The next erroneous argument is that highly skilled immigrants and foreign workers lower American wages. Firms hold off raises when the economy is bad, so if the anti-immigration argument was true we would expect to see more green card applications during poor economic times. But the opposite is true.

Firms apply for more employment based green cards and temporary high skilled work visas when the economy is thriving. That’s because firms demand more foreign workers when they are expanding, not when they are seeking to lower American wages.

The next argument is that the highly skilled immigration and work visa system is unregulated, leading to fraud and abuse. On the contrary, regulations and oversight have increased dramatically over the last decade. Worksite inspections, ICE investigations, database reviews, and increased fees complicate the efforts of the most honest and diligent applicants. Regulations that impede visa holders switching jobs increase the potential for employer abuse because if a worker quits a bad employer, he can endanger his immigration status. Deregulation would diminish abuse.

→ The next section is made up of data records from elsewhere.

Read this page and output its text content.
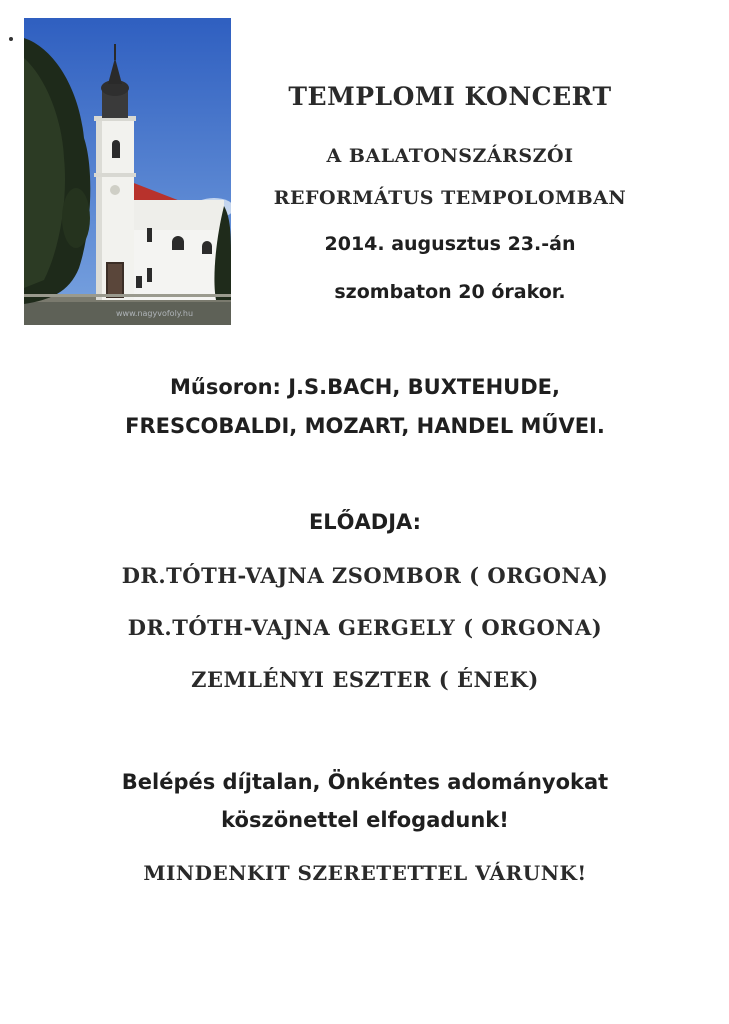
www.nagyvofoly.hu
TEMPLOMI KONCERT
A BALATONSZÁRSZÓI
REFORMÁTUS TEMPOLOMBAN
2014. augusztus 23.-án
szombaton 20 órakor.
Műsoron: J.S.BACH, BUXTEHUDE,
FRESCOBALDI, MOZART, HANDEL MŰVEI.
ELŐADJA:
DR.TÓTH-VAJNA ZSOMBOR ( ORGONA)
DR.TÓTH-VAJNA GERGELY ( ORGONA)
ZEMLÉNYI ESZTER ( ÉNEK)
Belépés díjtalan, Önkéntes adományokat
köszönettel elfogadunk!
MINDENKIT SZERETETTEL VÁRUNK!
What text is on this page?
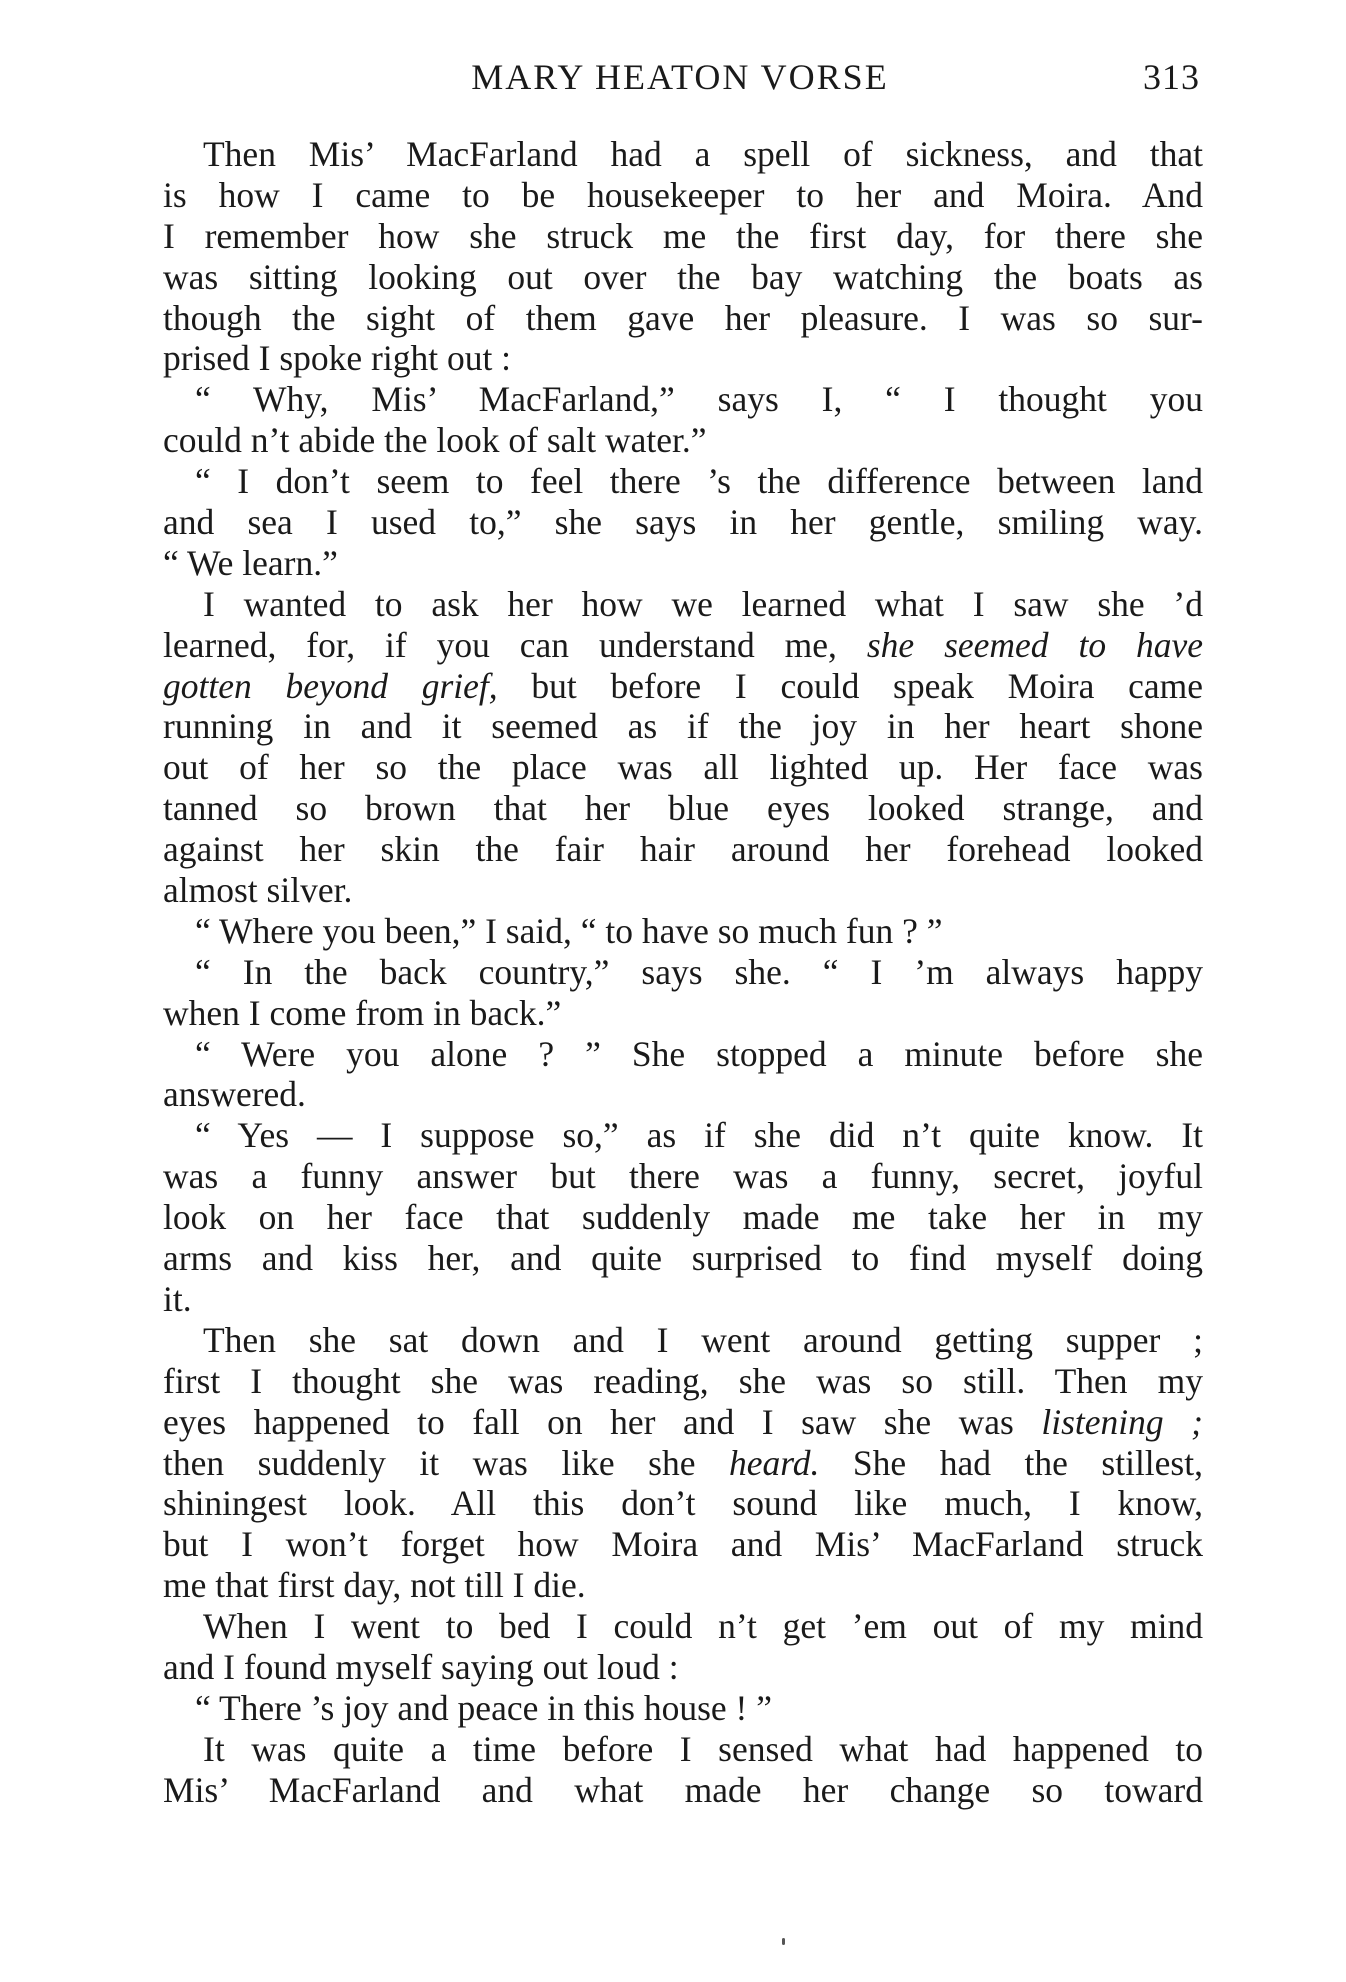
MARY HEATON VORSE	313
Then Mis’ MacFarland had a spell of sickness, and that
is how I came to be housekeeper to her and Moira. And
I remember how she struck me the first day, for there she
was sitting looking out over the bay watching the boats as
though the sight of them gave her pleasure. I was so sur-
prised I spoke right out :
“ Why, Mis’ MacFarland,” says I, “ I thought you
could n’t abide the look of salt water.”
“ I don’t seem to feel there ’s the difference between land
and sea I used to,” she says in her gentle, smiling way.
“ We learn.”
I wanted to ask her how we learned what I saw she ’d
learned, for, if you can understand me, she seemed to have
gotten beyond grief, but before I could speak Moira came
running in and it seemed as if the joy in her heart shone
out of her so the place was all lighted up. Her face was
tanned so brown that her blue eyes looked strange, and
against her skin the fair hair around her forehead looked
almost silver.
“ Where you been,” I said, “ to have so much fun ? ”
“ In the back country,” says she. “ I ’m always happy
when I come from in back.”
“ Were you alone ? ” She stopped a minute before she
answered.
“ Yes — I suppose so,” as if she did n’t quite know. It
was a funny answer but there was a funny, secret, joyful
look on her face that suddenly made me take her in my
arms and kiss her, and quite surprised to find myself doing
it.
Then she sat down and I went around getting supper ;
first I thought she was reading, she was so still. Then my
eyes happened to fall on her and I saw she was listening ;
then suddenly it was like she heard. She had the stillest,
shiningest look. All this don’t sound like much, I know,
but I won’t forget how Moira and Mis’ MacFarland struck
me that first day, not till I die.
When I went to bed I could n’t get ’em out of my mind
and I found myself saying out loud :
“ There ’s joy and peace in this house ! ”
It was quite a time before I sensed what had happened to
Mis’ MacFarland and what made her change so toward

Indian applicants for some employment based green cards can take five years to a decade to be processed. Chinese applicants in a similar situation have to wait between five and seven years before being processed. Temporary skilled work visa applications are filling up their yearly quotas despite all of the new regulations and fees. Somehow, despite all of the regulations, fees, and annoyances piled on these systems in recent years, applicants and employers are still filling the quotas.

There are bad arguments for increasing legal immigration, the most common being that the U.S. needs highly skilled immigrants to compete. Foreign workers employed overseas are not bad for the U.S. economy and they don’t make us “less competitive.” Americans reap some of the benefits of foreign skilled workers in other countries already thanks to trade. The difference is that those workers would produce much more, innovate more, and start more firms in the U.S. than in their home countries.

America’s institutional advantages like the rule of law, stable property rights, and contract enforcement allow people — Americans and immigrants — to reach their productive potentials. Increasing legal immigration, in this case for the highly skilled, allows some more people to use their skills in one of the most productive places in the world — the U.S. For that reason, and not protectionism, immigration is good for the U.S. and the world.

Institutions in rapidly developing foreign nations like India and China, the source of many highly skilled immigrants, still can’t hold a candle to America’s relatively free market. The two bills just introduced to the Senate make some small but welcome improvements to reducing the protectionism of our immigration system. Making American capitalist institutions as open and accessible to immigrants as they are to Americans should be the long term goal of any immigration reform proposals.